Garoto de seis anos em 1918, Nelson continuava, aos 44, fazendo perguntas que passaram pela sua cabeça em criança, no bairro da Aldeia Campista. “Por que a peste? Eu ouvia dizer que os culpados eram os mortos insepultos da guerra. O nome ‘espanhola’ realmente era um mistério”, escreveu.
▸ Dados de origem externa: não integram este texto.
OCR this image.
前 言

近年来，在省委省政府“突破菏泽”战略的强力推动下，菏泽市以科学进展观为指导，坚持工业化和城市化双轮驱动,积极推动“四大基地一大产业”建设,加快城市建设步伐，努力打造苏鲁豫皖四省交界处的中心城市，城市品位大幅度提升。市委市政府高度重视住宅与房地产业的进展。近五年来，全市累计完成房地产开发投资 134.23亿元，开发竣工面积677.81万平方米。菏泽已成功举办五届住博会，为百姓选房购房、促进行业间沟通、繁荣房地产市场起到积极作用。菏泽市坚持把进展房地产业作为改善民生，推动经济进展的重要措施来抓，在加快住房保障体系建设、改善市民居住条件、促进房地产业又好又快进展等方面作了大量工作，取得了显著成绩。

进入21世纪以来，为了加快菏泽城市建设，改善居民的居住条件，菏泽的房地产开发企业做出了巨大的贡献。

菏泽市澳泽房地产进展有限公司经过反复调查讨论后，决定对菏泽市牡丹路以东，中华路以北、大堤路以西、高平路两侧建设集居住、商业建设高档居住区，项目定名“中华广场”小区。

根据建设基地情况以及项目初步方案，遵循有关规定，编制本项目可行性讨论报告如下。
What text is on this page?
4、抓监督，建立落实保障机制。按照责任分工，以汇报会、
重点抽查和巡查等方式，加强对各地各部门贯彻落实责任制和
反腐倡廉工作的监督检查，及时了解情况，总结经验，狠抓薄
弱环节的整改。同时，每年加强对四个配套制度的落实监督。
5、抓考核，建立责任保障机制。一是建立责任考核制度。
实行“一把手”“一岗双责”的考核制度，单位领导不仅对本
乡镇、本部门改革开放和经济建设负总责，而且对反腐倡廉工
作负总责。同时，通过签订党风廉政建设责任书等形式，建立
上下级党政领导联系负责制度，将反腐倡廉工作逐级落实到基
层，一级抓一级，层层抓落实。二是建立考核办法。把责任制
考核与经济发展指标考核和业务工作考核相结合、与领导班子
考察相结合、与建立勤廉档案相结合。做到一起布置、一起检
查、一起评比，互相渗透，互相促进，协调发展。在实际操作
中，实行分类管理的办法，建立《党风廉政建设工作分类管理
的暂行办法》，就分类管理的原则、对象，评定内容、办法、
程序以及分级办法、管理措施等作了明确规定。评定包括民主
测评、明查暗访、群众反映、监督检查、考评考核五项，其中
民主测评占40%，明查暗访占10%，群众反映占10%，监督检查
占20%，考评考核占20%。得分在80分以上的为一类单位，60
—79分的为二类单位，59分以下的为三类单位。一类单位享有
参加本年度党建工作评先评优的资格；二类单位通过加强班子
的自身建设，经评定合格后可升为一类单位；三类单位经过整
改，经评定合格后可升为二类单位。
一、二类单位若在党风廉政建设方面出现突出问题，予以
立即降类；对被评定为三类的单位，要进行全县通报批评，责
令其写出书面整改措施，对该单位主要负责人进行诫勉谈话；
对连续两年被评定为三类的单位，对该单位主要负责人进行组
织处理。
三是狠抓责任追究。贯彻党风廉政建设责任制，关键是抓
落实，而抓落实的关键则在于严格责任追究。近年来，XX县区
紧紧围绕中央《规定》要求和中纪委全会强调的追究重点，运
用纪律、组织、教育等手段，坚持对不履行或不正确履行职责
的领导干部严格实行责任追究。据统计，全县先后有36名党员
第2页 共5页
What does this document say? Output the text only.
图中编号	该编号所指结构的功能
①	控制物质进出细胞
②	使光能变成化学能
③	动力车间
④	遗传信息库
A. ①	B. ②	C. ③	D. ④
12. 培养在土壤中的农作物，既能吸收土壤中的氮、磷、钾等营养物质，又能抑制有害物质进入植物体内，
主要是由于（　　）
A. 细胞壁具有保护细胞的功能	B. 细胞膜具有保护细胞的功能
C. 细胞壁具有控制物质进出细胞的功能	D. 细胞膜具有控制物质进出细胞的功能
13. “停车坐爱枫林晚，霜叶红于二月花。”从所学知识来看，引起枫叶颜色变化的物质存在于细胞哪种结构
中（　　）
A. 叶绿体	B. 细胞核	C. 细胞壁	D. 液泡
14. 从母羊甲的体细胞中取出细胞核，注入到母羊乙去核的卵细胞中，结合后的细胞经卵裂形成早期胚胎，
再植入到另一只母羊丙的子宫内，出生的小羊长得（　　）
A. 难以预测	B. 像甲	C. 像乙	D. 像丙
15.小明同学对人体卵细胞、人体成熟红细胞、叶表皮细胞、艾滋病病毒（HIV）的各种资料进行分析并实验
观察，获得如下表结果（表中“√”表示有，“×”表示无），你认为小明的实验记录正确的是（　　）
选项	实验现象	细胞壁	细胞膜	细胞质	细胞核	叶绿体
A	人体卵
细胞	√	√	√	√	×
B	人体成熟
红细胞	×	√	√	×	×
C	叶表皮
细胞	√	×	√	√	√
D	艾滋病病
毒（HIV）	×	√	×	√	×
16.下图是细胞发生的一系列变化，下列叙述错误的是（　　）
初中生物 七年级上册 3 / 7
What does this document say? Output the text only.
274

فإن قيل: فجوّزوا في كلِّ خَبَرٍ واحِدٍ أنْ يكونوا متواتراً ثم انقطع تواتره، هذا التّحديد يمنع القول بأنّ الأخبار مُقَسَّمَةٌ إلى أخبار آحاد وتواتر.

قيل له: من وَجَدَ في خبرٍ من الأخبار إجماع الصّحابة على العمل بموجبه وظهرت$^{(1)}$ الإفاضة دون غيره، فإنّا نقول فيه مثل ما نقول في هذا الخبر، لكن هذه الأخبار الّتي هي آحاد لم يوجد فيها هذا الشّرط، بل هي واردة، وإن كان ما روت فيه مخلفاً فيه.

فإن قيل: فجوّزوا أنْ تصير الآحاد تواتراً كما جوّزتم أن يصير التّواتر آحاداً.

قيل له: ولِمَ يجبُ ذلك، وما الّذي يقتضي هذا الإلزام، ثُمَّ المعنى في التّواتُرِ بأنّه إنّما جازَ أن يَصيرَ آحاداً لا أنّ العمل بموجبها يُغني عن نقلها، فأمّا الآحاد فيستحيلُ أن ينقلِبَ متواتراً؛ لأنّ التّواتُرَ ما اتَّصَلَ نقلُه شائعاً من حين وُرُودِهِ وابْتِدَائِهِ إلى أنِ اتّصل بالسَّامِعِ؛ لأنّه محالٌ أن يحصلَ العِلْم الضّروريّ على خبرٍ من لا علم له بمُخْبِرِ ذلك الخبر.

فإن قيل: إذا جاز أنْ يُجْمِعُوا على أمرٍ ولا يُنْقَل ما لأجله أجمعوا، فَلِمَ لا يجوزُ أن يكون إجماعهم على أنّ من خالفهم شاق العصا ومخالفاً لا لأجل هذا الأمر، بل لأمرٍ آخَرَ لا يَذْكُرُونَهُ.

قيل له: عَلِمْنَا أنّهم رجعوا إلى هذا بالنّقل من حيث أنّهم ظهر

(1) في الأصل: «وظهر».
A gripe, de fato, não era exatamente espanhola. Ao que tudo indica, ganhou esse nome porque foi a imprensa da Espanha que lhe deu maior atenção, já que a atividade jornalística era relativamente livre em um país que não estava envolvido na Primeira Guerra Mundial.

A hipótese tida como mais provável é que a “espanhola” fosse norte-americana. Mas, independentemente de sua origem, a doença chegou ao Brasil, ao Rio de Janeiro e até ao Fluminense, que dela “escapou” para conquistar o Campeonato Carioca.

Uma das vítimas foi o jogador Archibald French. Filho do inglês William French, primeiro presidente do Bangu, ele fazia parte do elenco tricolor em 1918 e foi um dos muitos que não resistiram àquele tenebroso outubro.

De repente, repetindo a maneira súbita de sua chegada, a “espanhola” partiu. Toda uma população havia criado anticorpos contra o vírus, que deixou de ser uma ameaça. “O Rio fora a sua maior vítima – e seria ele também a dar a maior resposta que uma epidemia já conhecera”, escreveu Ruy Castro, colunista da Folha.

O escritor e jornalista tem vários trabalhos com o Rio do início do século 20 como cenário, quase como personagem. Um deles é a biografia de Nelson Rodrigues, garoto que se impressionou com o estrago da pandemia e também com a reação a ela.